Our results support our primary goal of identifying a previously approved drug that may allow us to deplete mitotic NSCs from an otherwise differentiated population of dopaminergic neurons, thus ensuring their safety for use in transplantation. Importantly, this automated screening assay allowed us to interrogate some of the specific molecular mechanisms that may be responsible for the targeted cytotoxic effect amiodarone HCL had on NSCs and not cells differentiated from NSCs. While we do not purport to know the molecular mechanisms by which amiodarone HCL leads to the toxicity we observed in NSCs, it is notable that the results of our automated screening, including GSEA and microarray analysis, are all consistent with published literature that implicates the roles of ion channels and TNFα signaling in amiodarone-mediated cytotoxicity. This suggests that our automatic screening assay is specifically measuring the effect amiodarone HCL has on different populations of cells. Our methodology can also be easily expanded to other screens in the neural system. For example, we note that purified populations of motor neurons and oligodendrocytes are now readily available from hESCs and our screening strategy can likely be extended to these cell populations as well.

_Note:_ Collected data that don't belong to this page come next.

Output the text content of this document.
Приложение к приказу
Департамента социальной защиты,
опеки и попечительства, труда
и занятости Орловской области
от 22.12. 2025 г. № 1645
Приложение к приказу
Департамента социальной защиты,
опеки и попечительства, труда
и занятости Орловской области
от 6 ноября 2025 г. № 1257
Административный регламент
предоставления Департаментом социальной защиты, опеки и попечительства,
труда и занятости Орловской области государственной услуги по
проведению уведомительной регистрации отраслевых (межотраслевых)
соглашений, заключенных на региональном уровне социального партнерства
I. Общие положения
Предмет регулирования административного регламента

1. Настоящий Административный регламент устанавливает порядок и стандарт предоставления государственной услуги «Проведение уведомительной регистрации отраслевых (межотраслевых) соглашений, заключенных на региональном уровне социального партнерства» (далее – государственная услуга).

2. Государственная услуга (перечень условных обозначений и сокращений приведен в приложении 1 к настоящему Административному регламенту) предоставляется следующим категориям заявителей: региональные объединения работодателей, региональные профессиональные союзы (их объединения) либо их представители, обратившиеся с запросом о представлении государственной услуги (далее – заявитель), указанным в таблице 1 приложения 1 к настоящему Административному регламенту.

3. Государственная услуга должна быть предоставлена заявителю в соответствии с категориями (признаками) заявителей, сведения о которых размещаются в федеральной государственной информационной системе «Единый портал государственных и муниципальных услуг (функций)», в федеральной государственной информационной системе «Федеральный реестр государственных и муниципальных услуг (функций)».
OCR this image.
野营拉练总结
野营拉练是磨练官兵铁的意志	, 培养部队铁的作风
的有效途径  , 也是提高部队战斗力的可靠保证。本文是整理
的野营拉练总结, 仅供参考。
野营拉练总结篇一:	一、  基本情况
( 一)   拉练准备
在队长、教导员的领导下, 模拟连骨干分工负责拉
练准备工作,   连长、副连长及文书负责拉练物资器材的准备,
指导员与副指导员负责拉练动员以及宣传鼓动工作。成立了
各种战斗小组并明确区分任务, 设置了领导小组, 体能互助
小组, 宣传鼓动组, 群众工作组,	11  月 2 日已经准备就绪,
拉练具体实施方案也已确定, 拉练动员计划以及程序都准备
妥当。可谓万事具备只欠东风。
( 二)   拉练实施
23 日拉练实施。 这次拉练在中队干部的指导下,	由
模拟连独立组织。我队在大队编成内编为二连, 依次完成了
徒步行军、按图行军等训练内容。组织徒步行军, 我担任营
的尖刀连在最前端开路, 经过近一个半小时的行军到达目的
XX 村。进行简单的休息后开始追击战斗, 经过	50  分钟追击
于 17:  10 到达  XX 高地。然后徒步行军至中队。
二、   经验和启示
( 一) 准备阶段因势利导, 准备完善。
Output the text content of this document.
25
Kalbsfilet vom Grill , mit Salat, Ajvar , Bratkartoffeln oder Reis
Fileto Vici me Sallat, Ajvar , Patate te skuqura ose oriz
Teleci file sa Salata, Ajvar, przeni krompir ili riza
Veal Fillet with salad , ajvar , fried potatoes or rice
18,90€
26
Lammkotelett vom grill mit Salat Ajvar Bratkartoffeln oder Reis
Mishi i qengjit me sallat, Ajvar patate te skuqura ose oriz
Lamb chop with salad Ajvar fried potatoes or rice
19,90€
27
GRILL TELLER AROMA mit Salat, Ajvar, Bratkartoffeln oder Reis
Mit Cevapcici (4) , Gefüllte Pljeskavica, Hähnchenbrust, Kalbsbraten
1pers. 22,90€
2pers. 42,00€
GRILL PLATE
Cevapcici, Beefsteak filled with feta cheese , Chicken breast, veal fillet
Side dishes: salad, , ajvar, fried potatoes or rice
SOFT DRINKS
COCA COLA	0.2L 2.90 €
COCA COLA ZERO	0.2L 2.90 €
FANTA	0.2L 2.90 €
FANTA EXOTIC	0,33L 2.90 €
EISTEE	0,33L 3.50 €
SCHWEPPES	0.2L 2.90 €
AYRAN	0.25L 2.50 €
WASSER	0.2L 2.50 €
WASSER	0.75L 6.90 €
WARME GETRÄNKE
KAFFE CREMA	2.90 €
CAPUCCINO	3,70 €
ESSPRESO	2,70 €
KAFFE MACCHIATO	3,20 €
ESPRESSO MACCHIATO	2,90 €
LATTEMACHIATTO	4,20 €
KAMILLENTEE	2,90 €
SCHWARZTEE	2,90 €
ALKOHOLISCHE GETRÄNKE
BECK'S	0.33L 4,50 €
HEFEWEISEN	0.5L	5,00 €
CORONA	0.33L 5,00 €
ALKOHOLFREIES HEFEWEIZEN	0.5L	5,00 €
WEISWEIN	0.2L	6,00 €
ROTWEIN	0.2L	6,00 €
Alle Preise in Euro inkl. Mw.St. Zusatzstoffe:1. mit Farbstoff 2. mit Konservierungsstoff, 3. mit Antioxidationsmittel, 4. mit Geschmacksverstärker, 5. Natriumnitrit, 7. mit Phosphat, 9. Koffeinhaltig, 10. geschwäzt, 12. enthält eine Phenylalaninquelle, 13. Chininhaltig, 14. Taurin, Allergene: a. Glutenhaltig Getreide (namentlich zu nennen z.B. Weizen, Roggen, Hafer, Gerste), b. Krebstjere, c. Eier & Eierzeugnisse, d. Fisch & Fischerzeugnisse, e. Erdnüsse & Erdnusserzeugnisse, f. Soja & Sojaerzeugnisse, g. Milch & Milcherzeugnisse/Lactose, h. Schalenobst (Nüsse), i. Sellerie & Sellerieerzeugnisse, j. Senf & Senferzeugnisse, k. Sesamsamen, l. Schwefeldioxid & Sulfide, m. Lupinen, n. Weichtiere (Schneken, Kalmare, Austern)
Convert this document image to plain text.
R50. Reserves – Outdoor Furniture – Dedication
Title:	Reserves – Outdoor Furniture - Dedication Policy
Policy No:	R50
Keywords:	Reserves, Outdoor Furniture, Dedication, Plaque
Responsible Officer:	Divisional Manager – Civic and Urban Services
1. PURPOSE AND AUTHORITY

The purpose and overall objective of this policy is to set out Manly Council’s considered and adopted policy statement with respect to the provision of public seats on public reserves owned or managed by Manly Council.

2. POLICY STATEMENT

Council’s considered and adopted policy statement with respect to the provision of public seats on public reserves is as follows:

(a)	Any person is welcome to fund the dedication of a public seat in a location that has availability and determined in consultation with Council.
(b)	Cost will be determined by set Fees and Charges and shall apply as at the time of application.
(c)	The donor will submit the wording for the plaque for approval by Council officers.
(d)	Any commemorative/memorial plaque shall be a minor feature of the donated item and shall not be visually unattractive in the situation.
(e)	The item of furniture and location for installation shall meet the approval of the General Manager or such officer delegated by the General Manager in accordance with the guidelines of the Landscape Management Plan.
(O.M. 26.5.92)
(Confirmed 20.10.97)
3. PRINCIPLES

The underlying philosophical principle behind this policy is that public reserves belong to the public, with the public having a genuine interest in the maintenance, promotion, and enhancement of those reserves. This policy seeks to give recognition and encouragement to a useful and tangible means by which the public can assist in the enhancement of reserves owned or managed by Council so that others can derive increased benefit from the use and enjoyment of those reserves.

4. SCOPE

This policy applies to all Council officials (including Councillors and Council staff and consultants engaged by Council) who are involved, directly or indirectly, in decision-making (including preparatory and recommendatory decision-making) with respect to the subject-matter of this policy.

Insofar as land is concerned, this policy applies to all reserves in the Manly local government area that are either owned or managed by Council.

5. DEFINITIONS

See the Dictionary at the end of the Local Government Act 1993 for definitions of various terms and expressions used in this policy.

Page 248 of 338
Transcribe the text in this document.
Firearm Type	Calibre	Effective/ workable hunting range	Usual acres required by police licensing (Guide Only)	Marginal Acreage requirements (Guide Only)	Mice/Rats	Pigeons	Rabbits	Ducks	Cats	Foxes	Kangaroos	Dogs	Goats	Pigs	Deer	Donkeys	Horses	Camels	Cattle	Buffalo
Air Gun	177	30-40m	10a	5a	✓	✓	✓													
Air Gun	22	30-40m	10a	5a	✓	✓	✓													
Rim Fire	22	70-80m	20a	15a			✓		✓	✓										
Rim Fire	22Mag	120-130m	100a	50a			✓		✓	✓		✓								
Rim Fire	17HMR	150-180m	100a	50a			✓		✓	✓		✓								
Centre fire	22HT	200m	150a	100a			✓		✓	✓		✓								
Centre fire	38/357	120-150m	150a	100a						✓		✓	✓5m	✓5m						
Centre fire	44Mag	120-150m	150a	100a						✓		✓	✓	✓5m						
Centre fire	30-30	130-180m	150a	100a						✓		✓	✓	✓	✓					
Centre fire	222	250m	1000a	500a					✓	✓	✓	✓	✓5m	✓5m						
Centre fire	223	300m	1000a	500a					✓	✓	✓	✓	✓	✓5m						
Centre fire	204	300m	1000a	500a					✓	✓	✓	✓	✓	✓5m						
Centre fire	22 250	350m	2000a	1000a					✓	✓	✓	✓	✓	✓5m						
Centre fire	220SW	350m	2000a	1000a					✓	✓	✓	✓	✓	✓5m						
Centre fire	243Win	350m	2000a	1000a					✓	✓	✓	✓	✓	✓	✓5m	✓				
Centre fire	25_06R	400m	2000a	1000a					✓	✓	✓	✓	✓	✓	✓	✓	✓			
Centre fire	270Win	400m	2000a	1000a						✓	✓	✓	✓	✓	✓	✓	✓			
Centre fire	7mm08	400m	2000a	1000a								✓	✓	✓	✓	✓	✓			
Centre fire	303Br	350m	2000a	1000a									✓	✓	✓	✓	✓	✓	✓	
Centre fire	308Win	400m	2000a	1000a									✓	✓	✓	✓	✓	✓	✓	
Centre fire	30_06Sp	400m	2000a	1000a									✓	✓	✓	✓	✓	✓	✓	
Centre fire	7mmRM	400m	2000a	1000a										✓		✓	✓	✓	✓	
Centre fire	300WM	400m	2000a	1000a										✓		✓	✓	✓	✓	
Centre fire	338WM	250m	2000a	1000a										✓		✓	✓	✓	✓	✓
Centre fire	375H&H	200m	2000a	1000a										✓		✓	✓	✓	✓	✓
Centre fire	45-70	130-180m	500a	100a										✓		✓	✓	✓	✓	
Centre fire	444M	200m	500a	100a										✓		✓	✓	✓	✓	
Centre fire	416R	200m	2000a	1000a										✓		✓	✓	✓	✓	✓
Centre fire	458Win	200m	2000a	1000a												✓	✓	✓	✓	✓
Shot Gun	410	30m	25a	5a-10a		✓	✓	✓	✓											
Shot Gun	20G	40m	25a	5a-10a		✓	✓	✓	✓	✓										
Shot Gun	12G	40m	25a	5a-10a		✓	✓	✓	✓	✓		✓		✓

In conclusion, we describe a method using hESCs and their differentiated neural derivatives that permits the rapid screening of clinically approved drugs for compounds that can be safely used to selectively deplete progenitor cells from a differentiated cell product. Importantly, this approach is adaptable for use in a Chemistry, Manufacture and Control drug screening protocol and may have applications in identifying lineage specific reagents, thus providing additional evidence for the utility of stem cells in screening and discovery paradigms.